Relativamente à situação geral da área de Letras, observa-se o seguinte:
a) a maior
parte dos cursos de pós-graduação situa-se na região
sudeste, especialmente no
Estado de São Paulo (capital e interior) e na cidade do Rio de Janeiro;
b) na região Sudeste localiza-se igualmente a maioria dos doutoramentos;
c) a região
Sudeste concentra ainda os cursos que vêm obtendo o conceito A, na
avaliação
bienal da CAPES.
As três
constatações, combinadas, sugerem que há concentração
geográfica dos cursos de
pós-graduação,
centralização e reprodução, no plano do funcionamento
dos programas, da
conjuntura
econômica do país, cujas principais atividades industriais
e financeiras se
desenvolvem
na região Sudeste, entre os Estados de São Paulo, Rio de
Janeiro e Minas
Gerais. Assim
sendo, verifica-se uma disparidade no que diz respeito à distribuição
dos cursos
e seus interesses:
o litoral, especialmente no centro do país, volta-se ao aperfeiçoamento
dos
programas
de doutorado, enquanto que o interior, sobretudo no Centro-Oeste e Norte,
ainda
busca concretizar
projetos de especialização, procurando atender a uma demanda
local.
A atividade
de pós-graduação em Letras no país tem se expandido
continuamente desde que,
nos arredores
da década de 60, apareceram os primeiros cursos em nível
de mestrado a que,
aos poucos,
foram se incorporando doutorados.
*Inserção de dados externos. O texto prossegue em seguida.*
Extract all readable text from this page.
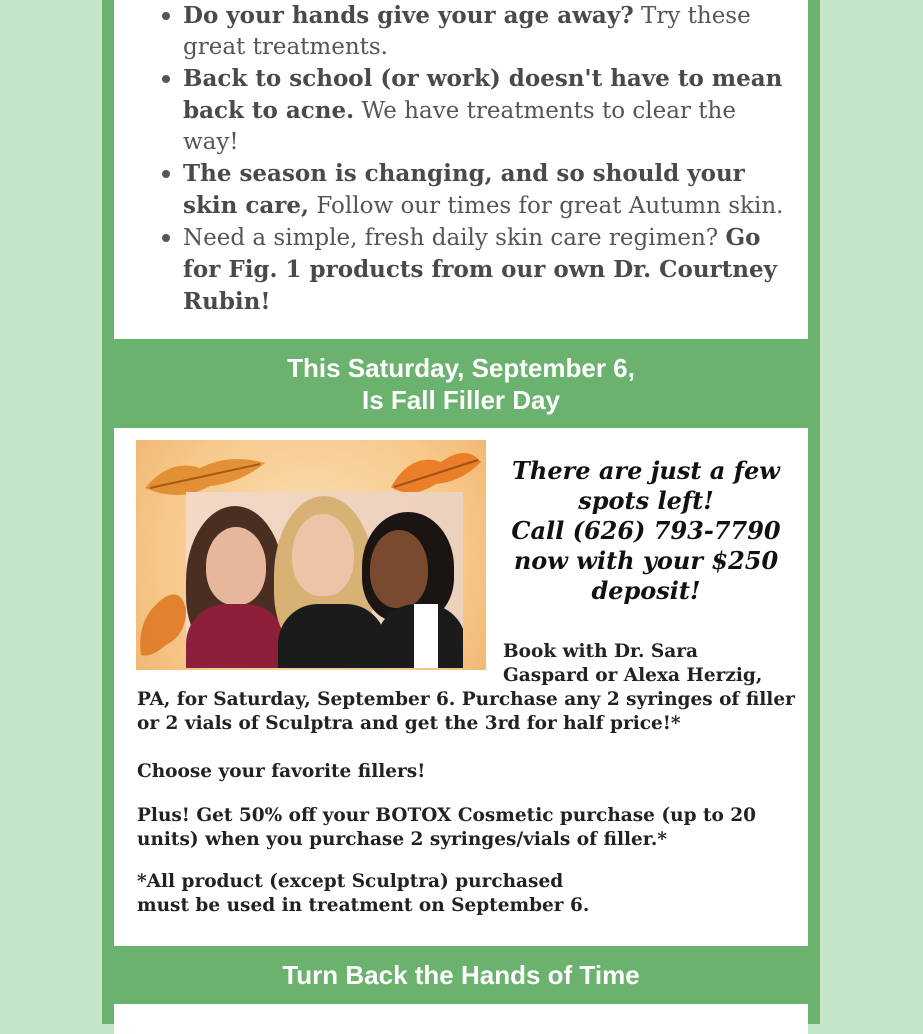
Do your hands give your age away? Try these great treatments.
Back to school (or work) doesn't have to mean back to acne. We have treatments to clear the way!
The season is changing, and so should your skin care, Follow our times for great Autumn skin.
Need a simple, fresh daily skin care regimen? Go for Fig. 1 products from our own Dr. Courtney Rubin!
This Saturday, September 6,
Is Fall Filler Day
There are just a few
spots left!
Call (626) 793-7790
now with your $250
deposit!
Book with Dr. Sara
Gaspard or Alexa Herzig,
PA, for Saturday, September 6. Purchase any 2 syringes of filler or 2 vials of Sculptra and get the 3rd for half price!*
Choose your favorite fillers!
Plus! Get 50% off your BOTOX Cosmetic purchase (up to 20 units) when you purchase 2 syringes/vials of filler.*
*All product (except Sculptra) purchased must be used in treatment on September 6.
Turn Back the Hands of Time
Ao lado do crescimento quantitativo dos
cursos, foram-se
estabelecendo e ampliando programas e projetos de pesquisa, organizados
em
linhas de
trabalho de notável visibilidade, haja vista o número e a
qualidade dos eventos
científicos
da área, tais como as reuniões bienais dos GTs da ANPOLL,
os congressos anuais e
bienais das
associações científicas, as publicações
em livros e periódicos.
A expressão
mais forte de visibilidade, presença e atuação da
área é o número atual de cursos
de pós-graduação,
que se aproxima da marca dos sessenta programas de mestrado e
doutorado;
estes, somados, excedem a oitenta. A quantidade de docentes e pesquisadores
que
se dedica
especificamente à pós-graduação deve alcançar
o milhar, o que confere solidez ao
grupo, assegura
sua manutenção e afiança sua expansão constante.
Se, contudo, comparamos
esse valor
às verbas que a área, representada por seus cursos, professores,
alunos e
pesquisadores,
recebe dos organismos de fomento, concluímos que sua presença
é pífia.
Dificilmente
os recursos obtidos suplantam o patamar dos 10% dos investimentos feitos
por
agências
federais, como CNPq e FINEP, ou estaduais, como as Fundações
de Amparo à
Pesquisa;
além disso, boa parte do dinheiro destina-se ao financiamento de
eventos científicos,
e não
para a pesquisa. Talvez o número se eleve se for agregado a ele
os investimentos feitos
em bolsas
de estudo para alunos de mestrado e doutorado, representados pelas despesas
no
pagamentos
dos estipêndios, taxas escolares e taxas de bancada. Mesmo assim,
o resultado
final dessa
conta não deve chamar a atenção de nenhum economista.
Os aspectos
apontados, se reunidos, sugerem três tipos de carência:
a) certas segmentos dos estudos literários5,
de importância capital para o desenvolvimento
da pesquisa em Letras, perderam espaço no conjunto da área;
a ascensão de outros
segmentos, igualmente importantes e reveladores da mobilidade e interesse
na busca de
novos conhecimentos por parte dos pesquisadores, não precisa se
fazer à custa dessas
perdas.
b) há regiões geográficas do país sub-atendidas
pela pós-graduação, notando-se o
desequilíbrio entre litoral e interior, ou entre sudeste/sul e centro-oeste/norte,
no que se
refere à distribuição dos cursos; a desigualdade é
compensada por meio da oferta de
cursos de especialização, financiados na maioria das vezes
pelos alunos e que não passam
pelo crivo do processo bienal de avaliação mantido pela CAPES.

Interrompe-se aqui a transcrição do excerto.